Current State of Topographic Mapping of Ganymede: Squeezing the Most from JUICE
Wednesday, 17 December 2014: 4:00 PM
JUICE, ESA’s planned Ganymede orbiter, and NASA’s proposed Europa Clipper, won’t arrive for some time, and many issues concerning Ganymede’s geologic history and evolution remain. Topographic mapping will be a key component of JUICE orbital and Clipper flyby mapping and an understanding of Ganymede topography can also help guide instrument development. Topographic data for Ganymede are based almost entirely on Voyager and Galileo image analysis and are sparse. No more than 20% of the surface (which exceeds that of Mercury in area in total) is presently mappable. Both stereo (3D) and shape-from-shading (PC) are both possible (and nearly all possible DEM combinations have now been constructed). Unlike Europa, only an handful of sites are mappable using both techniques: these being mostly over the South Polar region with Voyager 2. Without stereo control, PC topography, while very useful, must be interpreted with caution. Only a handful of targeted stereo mosaics were possible from Galileo, but serendipitous Voyager-Galileo stereo greatly expands this data set.

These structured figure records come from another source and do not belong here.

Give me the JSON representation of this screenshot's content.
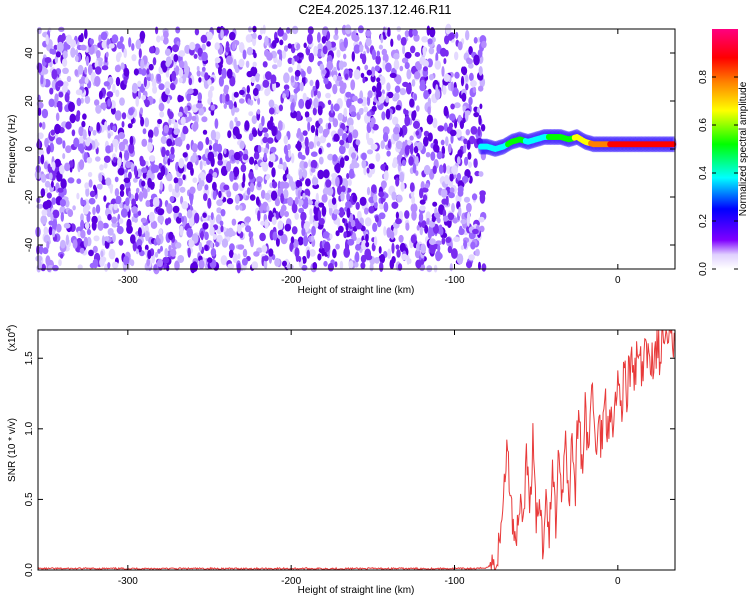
{
  "title": "C2E4.2025.137.12.46.R11",
  "colors": {
    "background": "#ffffff",
    "snr_line": "#e83a3a",
    "spec_purple_dark": "#5a00e0",
    "spec_purple_light": "#c9b3ff",
    "spec_colormap": [
      "#ffffff",
      "#8000ff",
      "#0000ff",
      "#00ffff",
      "#00ff00",
      "#ffff00",
      "#ff8000",
      "#ff0000",
      "#ff0080"
    ]
  },
  "chart_data": [
    {
      "type": "heatmap",
      "xlabel": "Height of straight line (km)",
      "ylabel": "Frequency (Hz)",
      "xlim": [
        -355,
        35
      ],
      "ylim": [
        -50,
        50
      ],
      "xticks": [
        -300,
        -200,
        -100,
        0
      ],
      "yticks": [
        -40,
        -20,
        0,
        20,
        40
      ],
      "noise_region": {
        "x_range": [
          -355,
          -82
        ],
        "y_range": [
          -50,
          50
        ],
        "amplitude": "0.0-0.2"
      },
      "signal_trace": {
        "x": [
          -84,
          -80,
          -75,
          -70,
          -65,
          -60,
          -55,
          -50,
          -45,
          -40,
          -35,
          -30,
          -25,
          -20,
          -15,
          -10,
          -5,
          0,
          5,
          10,
          15,
          20,
          25,
          30,
          35
        ],
        "y": [
          1,
          1,
          0,
          1,
          3,
          4,
          3,
          4,
          5,
          5,
          5,
          4,
          5,
          3,
          2,
          2,
          2,
          2,
          2,
          2,
          2,
          2,
          2,
          2,
          2
        ],
        "amplitude": [
          0.5,
          0.5,
          0.45,
          0.5,
          0.55,
          0.55,
          0.5,
          0.5,
          0.5,
          0.55,
          0.6,
          0.6,
          0.7,
          0.75,
          0.8,
          0.85,
          0.88,
          0.9,
          0.9,
          0.92,
          0.95,
          0.95,
          0.97,
          0.98,
          0.98
        ]
      },
      "colorbar": {
        "label": "Normalized spectral amplitude",
        "range": [
          0.0,
          1.0
        ],
        "ticks": [
          "0.0",
          "0.2",
          "0.4",
          "0.6",
          "0.8"
        ],
        "tick_values": [
          0.0,
          0.2,
          0.4,
          0.6,
          0.8
        ]
      }
    },
    {
      "type": "line",
      "xlabel": "Height of straight line (km)",
      "ylabel": "SNR (10 * v/v)",
      "y_scale_label": "(x10",
      "y_scale_exp": "4",
      "xlim": [
        -355,
        35
      ],
      "ylim": [
        0,
        1.7
      ],
      "xticks": [
        -300,
        -200,
        -100,
        0
      ],
      "yticks": [
        "0.0",
        "0.5",
        "1.0",
        "1.5"
      ],
      "ytick_values": [
        0.0,
        0.5,
        1.0,
        1.5
      ],
      "series": [
        {
          "x": [
            -355,
            -200,
            -85,
            -80,
            -75,
            -72,
            -70,
            -68,
            -66,
            -64,
            -62,
            -60,
            -58,
            -56,
            -54,
            -52,
            -50,
            -48,
            -46,
            -44,
            -42,
            -40,
            -38,
            -36,
            -34,
            -32,
            -30,
            -28,
            -26,
            -24,
            -22,
            -20,
            -18,
            -16,
            -14,
            -12,
            -10,
            -8,
            -6,
            -4,
            -2,
            0,
            2,
            4,
            6,
            8,
            10,
            12,
            14,
            16,
            18,
            20,
            22,
            24,
            26,
            28,
            30,
            35
          ],
          "y": [
            0.01,
            0.01,
            0.01,
            0.02,
            0.05,
            0.2,
            0.55,
            0.85,
            0.6,
            0.3,
            0.25,
            0.5,
            0.35,
            0.8,
            0.45,
            0.9,
            0.3,
            0.55,
            0.15,
            0.6,
            0.25,
            0.7,
            0.35,
            0.9,
            0.5,
            1.05,
            0.45,
            0.95,
            0.6,
            1.2,
            0.7,
            1.1,
            0.85,
            1.3,
            0.9,
            1.0,
            0.95,
            1.2,
            1.05,
            1.15,
            1.1,
            1.3,
            1.2,
            1.35,
            1.3,
            1.45,
            1.35,
            1.5,
            1.4,
            1.45,
            1.5,
            1.55,
            1.5,
            1.6,
            1.55,
            1.65,
            1.6,
            1.62
          ]
        }
      ]
    }
  ]
}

Topographic data allow determinations of RMS slope values for each terrain type, but currently only at length scales >100 m. Topographic amplitude can also be determined. Geologic units for which we have limited DEM data include: furrows, grooves, smooth and subdued grooved terrains, calderas, pit and dome craters, penepalimpsests, and palimpsests. Key science questions that can be guided by even the limited available topography include: relative elevations of smooth, grooved and dark terrains and the role of volcanic vs. tectonic resurfacing; relief of ancient degraded impact craters and the role of density and heat variations; density anomalies within or beneath the ice shell; the severity and history of thermal relaxation globally and the associated heat pulse. Here we focus on the issue of relaxation, where topographic evidence indicates that thermal relaxation reached a peak associated with bright terrain formation, reducing topography of earlier craters, furrows and all other features equally, and then decayed quickly, leaving more recently formed features mostly intact. Regional variations in heat flux may be evident in the distribution of relaxed craters, especially at the South Pole.